He didn't actually say any of that, but he said to buy readers to show everyone "the possibilities and limitations of digital books."
Here is the full paragraph for context:
I worry that libraries, even the newest ones, risk becoming fortresses buttressed by books, protecting Gutenberg’s technology for reasons of principle rather than pragmatism. Librarians need to educate themselves, and us, about the possibilities and limitations of digital books. Right now, the Jeff Bezoses of the world - he is the rosy-eyed, huckster boss of Amazon - have the stage to themselves, and, as I write, consumerist lemmings are dropping $200 to $250 for e-readers, mainly because they are well promoted.I understand his point. Like many libraries, we offer Overdrive ebooks to our patrons. But we don't have readers for them to borrow to experience what an ebook is and whether they might want to buy themselves a reader.

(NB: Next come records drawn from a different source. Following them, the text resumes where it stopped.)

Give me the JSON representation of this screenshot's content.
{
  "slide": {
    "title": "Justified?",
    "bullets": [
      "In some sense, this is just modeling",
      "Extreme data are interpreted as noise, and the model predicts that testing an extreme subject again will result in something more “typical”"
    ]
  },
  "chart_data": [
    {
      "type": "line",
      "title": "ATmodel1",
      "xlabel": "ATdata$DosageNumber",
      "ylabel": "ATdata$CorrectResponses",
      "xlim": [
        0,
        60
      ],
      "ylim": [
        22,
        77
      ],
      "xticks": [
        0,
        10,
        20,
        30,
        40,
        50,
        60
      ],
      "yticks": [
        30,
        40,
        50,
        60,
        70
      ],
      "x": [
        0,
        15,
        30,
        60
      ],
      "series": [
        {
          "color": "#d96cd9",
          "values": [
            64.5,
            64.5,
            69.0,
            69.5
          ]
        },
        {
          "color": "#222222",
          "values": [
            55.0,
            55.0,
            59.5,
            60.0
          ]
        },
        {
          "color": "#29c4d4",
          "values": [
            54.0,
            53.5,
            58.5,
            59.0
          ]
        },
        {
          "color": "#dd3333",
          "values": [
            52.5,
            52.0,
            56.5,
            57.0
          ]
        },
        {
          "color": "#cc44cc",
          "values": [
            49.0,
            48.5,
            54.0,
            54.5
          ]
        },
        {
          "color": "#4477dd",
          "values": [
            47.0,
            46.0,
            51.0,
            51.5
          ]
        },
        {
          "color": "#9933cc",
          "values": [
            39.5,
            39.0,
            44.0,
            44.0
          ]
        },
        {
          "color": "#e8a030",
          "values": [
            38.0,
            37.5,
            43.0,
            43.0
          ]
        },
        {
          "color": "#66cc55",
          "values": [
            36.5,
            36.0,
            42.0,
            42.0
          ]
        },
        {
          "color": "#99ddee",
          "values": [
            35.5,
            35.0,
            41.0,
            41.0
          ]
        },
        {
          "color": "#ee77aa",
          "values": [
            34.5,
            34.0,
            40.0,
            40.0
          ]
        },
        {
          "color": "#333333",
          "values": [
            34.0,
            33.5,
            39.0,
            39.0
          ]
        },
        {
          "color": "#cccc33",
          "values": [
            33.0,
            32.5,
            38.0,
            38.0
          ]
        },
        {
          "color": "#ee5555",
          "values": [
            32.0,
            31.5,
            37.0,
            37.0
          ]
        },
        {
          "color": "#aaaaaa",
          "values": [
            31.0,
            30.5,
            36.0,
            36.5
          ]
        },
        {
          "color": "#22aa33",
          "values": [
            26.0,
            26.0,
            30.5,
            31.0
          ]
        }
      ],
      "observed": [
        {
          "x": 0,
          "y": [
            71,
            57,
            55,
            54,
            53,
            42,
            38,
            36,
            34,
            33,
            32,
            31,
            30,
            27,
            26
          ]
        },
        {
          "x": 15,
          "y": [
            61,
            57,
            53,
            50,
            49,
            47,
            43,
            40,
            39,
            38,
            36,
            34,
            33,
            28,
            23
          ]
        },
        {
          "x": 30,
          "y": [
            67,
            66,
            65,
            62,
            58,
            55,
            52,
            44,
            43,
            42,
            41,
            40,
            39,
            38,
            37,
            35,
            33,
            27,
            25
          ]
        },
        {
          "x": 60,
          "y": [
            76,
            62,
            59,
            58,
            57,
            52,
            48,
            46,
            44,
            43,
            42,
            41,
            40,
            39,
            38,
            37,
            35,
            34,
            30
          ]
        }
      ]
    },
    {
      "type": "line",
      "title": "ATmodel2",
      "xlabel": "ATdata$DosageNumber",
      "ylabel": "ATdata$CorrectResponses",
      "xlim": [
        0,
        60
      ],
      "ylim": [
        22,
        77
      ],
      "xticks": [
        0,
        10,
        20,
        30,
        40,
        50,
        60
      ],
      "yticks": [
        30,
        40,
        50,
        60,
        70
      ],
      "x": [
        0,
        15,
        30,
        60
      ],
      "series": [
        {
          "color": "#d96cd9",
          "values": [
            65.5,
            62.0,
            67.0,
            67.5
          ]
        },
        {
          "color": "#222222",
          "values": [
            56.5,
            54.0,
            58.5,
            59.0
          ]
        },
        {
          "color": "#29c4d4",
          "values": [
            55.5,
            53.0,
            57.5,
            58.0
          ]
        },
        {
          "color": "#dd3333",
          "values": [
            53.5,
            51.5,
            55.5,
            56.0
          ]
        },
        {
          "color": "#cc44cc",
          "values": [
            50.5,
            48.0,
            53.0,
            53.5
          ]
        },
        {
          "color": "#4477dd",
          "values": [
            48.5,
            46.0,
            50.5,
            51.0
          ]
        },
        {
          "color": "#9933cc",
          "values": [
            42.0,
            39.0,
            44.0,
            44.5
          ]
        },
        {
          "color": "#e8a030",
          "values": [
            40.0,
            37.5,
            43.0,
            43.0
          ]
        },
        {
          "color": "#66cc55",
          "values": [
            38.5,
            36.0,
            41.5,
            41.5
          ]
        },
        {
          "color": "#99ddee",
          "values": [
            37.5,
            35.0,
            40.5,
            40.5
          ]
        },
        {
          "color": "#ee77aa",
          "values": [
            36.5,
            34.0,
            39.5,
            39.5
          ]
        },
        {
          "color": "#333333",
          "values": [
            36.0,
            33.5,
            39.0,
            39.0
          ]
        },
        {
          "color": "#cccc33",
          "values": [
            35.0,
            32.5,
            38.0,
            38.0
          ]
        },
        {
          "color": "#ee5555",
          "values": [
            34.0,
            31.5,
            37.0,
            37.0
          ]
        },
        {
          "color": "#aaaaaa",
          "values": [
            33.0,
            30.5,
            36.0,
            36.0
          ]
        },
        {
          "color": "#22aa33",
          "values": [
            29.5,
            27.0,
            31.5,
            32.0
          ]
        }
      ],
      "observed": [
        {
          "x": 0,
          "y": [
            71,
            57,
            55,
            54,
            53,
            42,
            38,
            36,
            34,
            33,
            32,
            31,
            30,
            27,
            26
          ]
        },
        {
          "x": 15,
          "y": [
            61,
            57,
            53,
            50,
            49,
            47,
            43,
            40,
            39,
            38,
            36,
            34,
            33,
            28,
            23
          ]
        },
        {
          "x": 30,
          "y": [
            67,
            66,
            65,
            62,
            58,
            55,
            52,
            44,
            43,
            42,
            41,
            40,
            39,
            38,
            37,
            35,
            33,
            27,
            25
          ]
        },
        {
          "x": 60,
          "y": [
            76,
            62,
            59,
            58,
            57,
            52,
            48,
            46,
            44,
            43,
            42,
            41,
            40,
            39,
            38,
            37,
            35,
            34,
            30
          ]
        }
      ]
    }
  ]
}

This is one area where libraries are ahead of the curve to the disadvantage of our patrons. We offer a service whereby they need to spend a lot of their own money to enjoy. In the past, from what I remember, libraries added DVDs to the collection after most people already had the players in their homes. And if someone still doesn't have one, he can get one from Kmart for around $20. And basic mp3 players for downloadable audiobooks are now around the same affordable price.
This is a similar situation with the computers we provide: these are big ticket items that many people can't afford. So the library buys computers and software to try to narrow the gap between the digital haves and the have-nots.
But with a new service like ebooks, once the library adds them to the collection through a company like Overdrive, it's like the library is choosing to actively ignore the set of our patrons who can't afford the readers. I can't think of another service we offer where the patron needs an expensive gadget to join the party.
So libraries should add this cost to the total budget for ebook subscriptions. If you have $20,000 for ebooks, pull off $3,000 for readers, and circulate those, too.
And maybe our patrons won't care about ebooks once they get a taste of them. Maybe they'll go back to their old reliable dead trees.
Or maybe libraries, as we currently know them, will cease to exist, replaced by download stations and a few USB cables, or a wi-fi hub and some vending machines.
No, I don't don't think an ebook reader could replace me. Unless there's a model that breaks down all the time and whose battery overheats and catches fire, then, yeah, my job is over.